UTILIZATION OF E-WALLET IN FAST-FOOD CHAIN IN ALIMALL, CUBAO
Keywords:
e-wallet, satisfaction, online paymentAbstract
This study aims to provide insights into the utilization of e-wallets and their impact on financial transactions. The increasing use of e-wallets has significantly transformed the way consumers conduct digital payments, offering a convenient, secure, and efficient alternative to cash transactions. As e-wallets continue to bridge the gap between traditional banking systems and the digital economy, their adoption has grown rapidly among consumers, particularly in fast-food chains where quick and seamless transactions are essential. This study employed a quantitative research method, using researcher-made survey questionnaires as the primary data collection tool. A total of 50 respondents, all consumers of fast-food establishments in Alimall, Cubao, Quezon City, participated in the study.

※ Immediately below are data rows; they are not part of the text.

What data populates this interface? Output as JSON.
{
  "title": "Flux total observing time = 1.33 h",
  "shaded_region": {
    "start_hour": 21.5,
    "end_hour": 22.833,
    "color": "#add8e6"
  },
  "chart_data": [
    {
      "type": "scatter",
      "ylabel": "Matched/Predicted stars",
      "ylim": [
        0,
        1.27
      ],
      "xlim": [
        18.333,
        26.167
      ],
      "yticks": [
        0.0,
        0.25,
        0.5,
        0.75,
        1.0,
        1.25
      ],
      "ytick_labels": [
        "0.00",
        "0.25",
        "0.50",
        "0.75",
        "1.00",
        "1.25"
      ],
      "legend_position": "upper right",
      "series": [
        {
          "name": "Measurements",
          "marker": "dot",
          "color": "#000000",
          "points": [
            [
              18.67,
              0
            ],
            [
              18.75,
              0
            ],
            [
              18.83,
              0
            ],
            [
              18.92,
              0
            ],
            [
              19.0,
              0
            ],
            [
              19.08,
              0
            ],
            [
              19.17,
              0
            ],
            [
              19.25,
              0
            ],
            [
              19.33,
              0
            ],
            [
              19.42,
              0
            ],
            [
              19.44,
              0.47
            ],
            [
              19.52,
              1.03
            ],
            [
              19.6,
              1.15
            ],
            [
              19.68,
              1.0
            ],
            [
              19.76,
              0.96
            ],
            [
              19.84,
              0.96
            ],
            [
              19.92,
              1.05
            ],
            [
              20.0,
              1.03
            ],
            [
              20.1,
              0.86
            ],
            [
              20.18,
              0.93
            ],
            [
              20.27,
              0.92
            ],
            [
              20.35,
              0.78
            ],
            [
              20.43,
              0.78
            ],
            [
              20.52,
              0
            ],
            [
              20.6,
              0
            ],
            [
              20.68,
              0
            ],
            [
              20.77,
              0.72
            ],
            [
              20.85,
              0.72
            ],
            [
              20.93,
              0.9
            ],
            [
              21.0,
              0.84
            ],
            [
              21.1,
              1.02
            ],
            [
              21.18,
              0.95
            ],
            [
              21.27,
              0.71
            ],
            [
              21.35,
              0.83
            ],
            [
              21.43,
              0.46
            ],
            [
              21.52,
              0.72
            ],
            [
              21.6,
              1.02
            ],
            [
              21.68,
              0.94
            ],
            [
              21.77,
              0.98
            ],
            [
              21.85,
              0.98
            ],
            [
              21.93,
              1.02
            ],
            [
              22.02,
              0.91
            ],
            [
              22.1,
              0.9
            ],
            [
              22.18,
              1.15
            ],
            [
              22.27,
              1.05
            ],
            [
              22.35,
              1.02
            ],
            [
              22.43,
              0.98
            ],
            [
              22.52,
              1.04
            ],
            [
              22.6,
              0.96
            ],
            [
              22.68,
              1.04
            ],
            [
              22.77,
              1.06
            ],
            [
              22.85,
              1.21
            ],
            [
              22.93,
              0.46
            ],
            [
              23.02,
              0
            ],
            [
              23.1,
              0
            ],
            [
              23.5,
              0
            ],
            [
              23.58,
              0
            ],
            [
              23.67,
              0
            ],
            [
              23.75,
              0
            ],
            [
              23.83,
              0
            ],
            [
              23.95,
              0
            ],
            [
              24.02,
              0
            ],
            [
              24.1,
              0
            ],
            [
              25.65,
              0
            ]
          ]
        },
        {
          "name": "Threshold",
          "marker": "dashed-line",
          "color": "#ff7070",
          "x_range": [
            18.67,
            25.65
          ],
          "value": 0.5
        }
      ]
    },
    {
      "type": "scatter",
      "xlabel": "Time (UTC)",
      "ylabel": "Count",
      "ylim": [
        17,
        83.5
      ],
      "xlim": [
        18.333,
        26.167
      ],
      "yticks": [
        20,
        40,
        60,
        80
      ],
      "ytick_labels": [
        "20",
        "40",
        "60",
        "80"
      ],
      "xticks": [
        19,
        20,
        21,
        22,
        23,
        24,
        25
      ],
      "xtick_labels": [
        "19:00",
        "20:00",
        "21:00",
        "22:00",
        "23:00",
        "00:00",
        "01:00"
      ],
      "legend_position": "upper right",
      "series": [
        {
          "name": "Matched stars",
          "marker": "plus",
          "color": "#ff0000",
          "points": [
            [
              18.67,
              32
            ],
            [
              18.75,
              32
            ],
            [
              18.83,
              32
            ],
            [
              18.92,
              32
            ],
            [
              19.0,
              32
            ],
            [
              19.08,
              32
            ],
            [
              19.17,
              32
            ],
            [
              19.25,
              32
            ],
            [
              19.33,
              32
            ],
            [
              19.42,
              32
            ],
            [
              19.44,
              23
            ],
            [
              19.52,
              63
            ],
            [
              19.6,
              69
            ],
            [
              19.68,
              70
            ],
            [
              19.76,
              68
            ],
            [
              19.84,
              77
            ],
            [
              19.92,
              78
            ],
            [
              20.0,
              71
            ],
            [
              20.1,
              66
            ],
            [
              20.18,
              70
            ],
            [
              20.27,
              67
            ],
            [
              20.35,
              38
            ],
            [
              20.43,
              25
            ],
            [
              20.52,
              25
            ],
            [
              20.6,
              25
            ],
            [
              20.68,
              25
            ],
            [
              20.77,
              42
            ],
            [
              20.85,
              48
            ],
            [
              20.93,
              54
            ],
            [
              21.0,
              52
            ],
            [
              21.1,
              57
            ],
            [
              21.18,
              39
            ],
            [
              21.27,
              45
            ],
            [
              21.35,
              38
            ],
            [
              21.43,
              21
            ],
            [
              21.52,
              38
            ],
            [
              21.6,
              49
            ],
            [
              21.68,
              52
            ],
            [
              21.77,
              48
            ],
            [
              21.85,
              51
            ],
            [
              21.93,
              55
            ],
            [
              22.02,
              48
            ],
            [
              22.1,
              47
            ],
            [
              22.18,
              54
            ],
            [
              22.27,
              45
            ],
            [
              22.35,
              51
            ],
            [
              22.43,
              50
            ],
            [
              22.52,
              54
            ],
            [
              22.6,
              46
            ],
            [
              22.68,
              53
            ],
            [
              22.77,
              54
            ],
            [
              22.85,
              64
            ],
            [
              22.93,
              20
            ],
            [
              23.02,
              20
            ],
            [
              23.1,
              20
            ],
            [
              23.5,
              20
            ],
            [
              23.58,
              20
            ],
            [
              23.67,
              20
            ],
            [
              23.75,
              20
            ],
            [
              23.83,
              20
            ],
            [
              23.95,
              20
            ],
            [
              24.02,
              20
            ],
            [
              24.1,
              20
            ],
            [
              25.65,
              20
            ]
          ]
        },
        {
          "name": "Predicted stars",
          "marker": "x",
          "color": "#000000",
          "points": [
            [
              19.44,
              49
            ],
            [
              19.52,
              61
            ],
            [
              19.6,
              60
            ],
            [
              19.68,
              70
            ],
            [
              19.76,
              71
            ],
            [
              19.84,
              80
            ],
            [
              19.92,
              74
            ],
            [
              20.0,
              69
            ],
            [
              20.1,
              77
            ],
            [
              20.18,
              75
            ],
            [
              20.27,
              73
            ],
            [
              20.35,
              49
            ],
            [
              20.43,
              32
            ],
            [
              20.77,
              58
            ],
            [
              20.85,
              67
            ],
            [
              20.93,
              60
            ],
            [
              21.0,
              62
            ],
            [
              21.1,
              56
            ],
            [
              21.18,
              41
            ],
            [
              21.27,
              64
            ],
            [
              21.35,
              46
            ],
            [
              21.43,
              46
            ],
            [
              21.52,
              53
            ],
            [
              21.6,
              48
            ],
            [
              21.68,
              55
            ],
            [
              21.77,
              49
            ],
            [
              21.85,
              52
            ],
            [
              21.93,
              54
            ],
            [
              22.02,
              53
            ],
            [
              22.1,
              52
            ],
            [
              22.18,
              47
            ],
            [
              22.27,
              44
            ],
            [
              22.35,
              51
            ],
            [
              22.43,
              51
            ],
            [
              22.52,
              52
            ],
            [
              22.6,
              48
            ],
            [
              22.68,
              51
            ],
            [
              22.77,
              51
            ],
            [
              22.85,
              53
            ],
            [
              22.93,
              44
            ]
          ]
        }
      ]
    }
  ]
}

The analysis of respondents' profiles indicates that most users are female, aged 18 to 25, and began using e-wallets during the pandemic year of 2021. The findings show that GCash is the most commonly used e-wallet application, with respondents expressing high satisfaction and using it 5 to 10 times a week for transactions under ₱5,000. However, the majority of respondents experienced technical issues such as system outages. Despite these challenges, e-wallets are widely regarded as a convenient tool for digital payments. Lastly, statistical analysis confirmed that the demographic profile of respondents has no significant effect on their purchasing behavior and e-wallet usage. The study reveals that e-wallet adoption is gradually increasing, and respondents are likely to continue using this cashless payment method in the future. The results highlight a positive outlook on the growing acceptance of digital transactions due to their convenience and efficiency. However, technical issues, security concerns, and the need for user education must be addressed to support the sustained growth and widespread adoption of e-wallets.